The filmmakers also try to cram a lot of material and characters into those two-plus hours, resulting in much of the film feeling rushed as well as only superficial at best and often fairly fragmented and scattered at its worst. While scenes featuring David Thewlis as an old school reporter (working for London's The Guardian newspaper) obviously connect to the protagonist and his story (what with the so-called Fourth estate, the traditional press, reluctantly ceding their scoops and influence to the newcomer Fifth estate), those featuring Laura Linney, Stanley Tucci and Anthony Mackie as concerned U.S. government workers feel a bit more removed.

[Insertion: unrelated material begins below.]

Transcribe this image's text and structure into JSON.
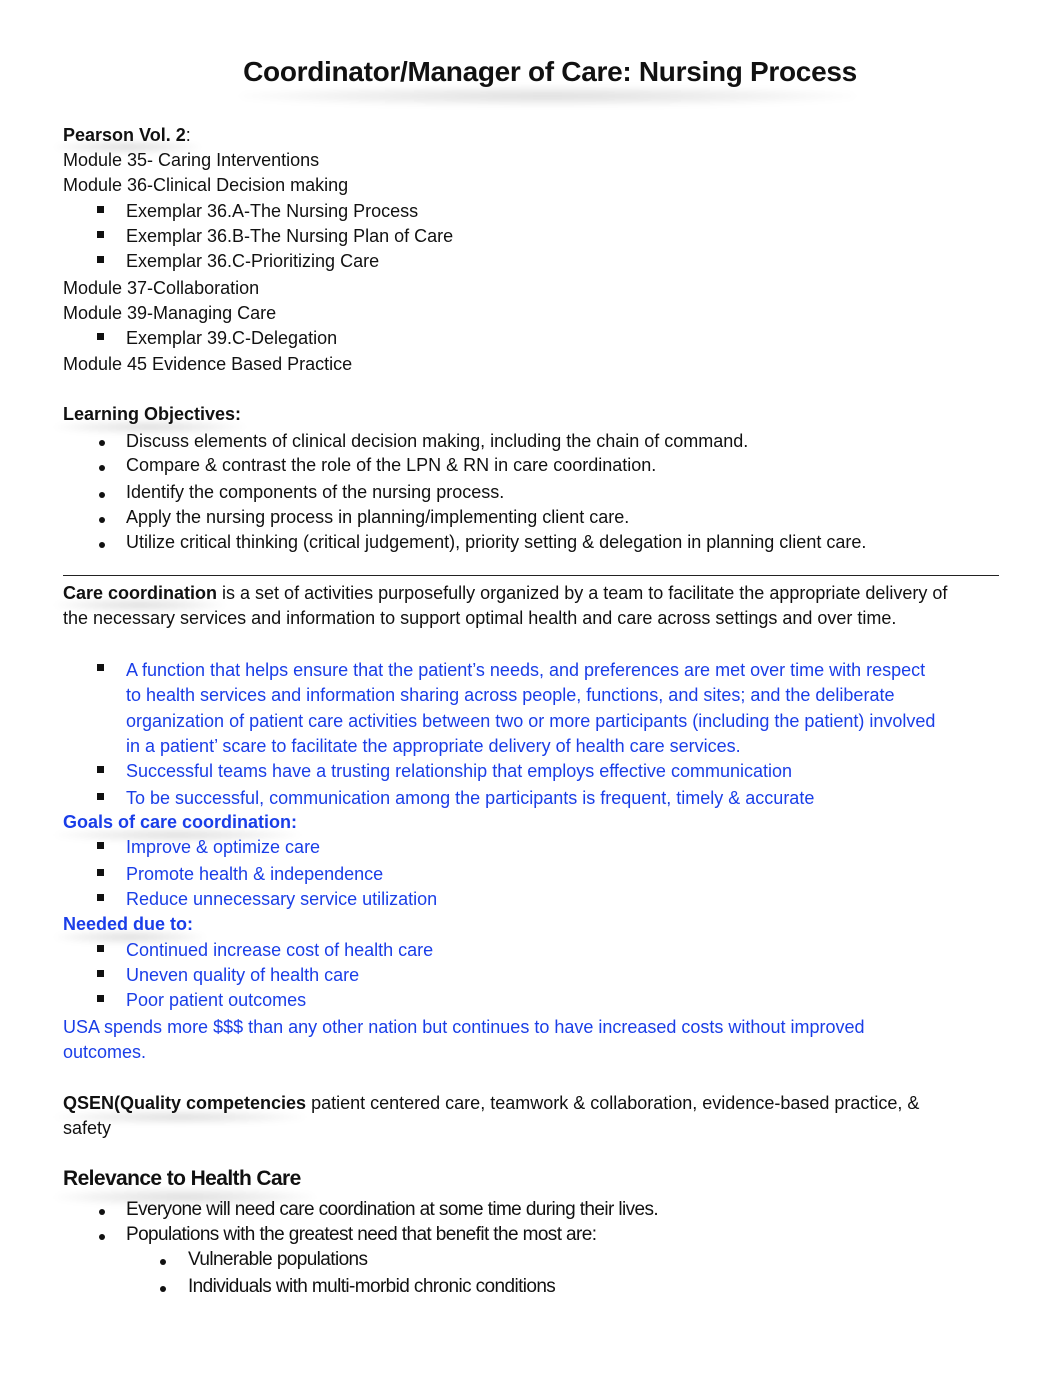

Yes, they're tied to what Assange and his website are doing (in terms of jeopardizing U.S. agents, informants and interests around the world), but they feel a bit disconnected from the film's flow, especially since their characters don't directly impact the main character. The same holds true for an informant character in Libya as one of those interests who's featured in two scenes of potential peril overseas from the related fallout. All of that sort of feels as if it either should have been fleshed out a lot more (thus resulting in a much longer movie) or simply deleted from the final cut.
Considering that the script features a few references to and very brief flashbacks to Assange being exposed to a cult as a boy due to his mother dating one of its members, it would have been fascinating had it and Condon focused more on the protagonist's near cult like aura regarding his behavior and that of his followers. A little of that's present in terms of Bruhl's character forsaking his coworker girlfriend (Alicia Vikander in a typically thankless role), including when both are about to do "the wild thing" in bed before being interrupted by Assange.
A lot more of that would have made the film far more compelling and interesting, especially since Cumberbatch is magnetic and often electrifying playing the man. It's just too bad he's hampered by a scattered script that doesn't allow for a more thoughtful and in-depth exploration of what's obviously a complicated and compelling real life figure. While the film confirms Bob Dylan's five-decade old assertion that "the times, they are a-changin" -- at least in terms of what constitutes the press and how information is dispersed -- it could and should have been so much better painting that picture. "The Fifth Estate" rates as a 4 out of 10.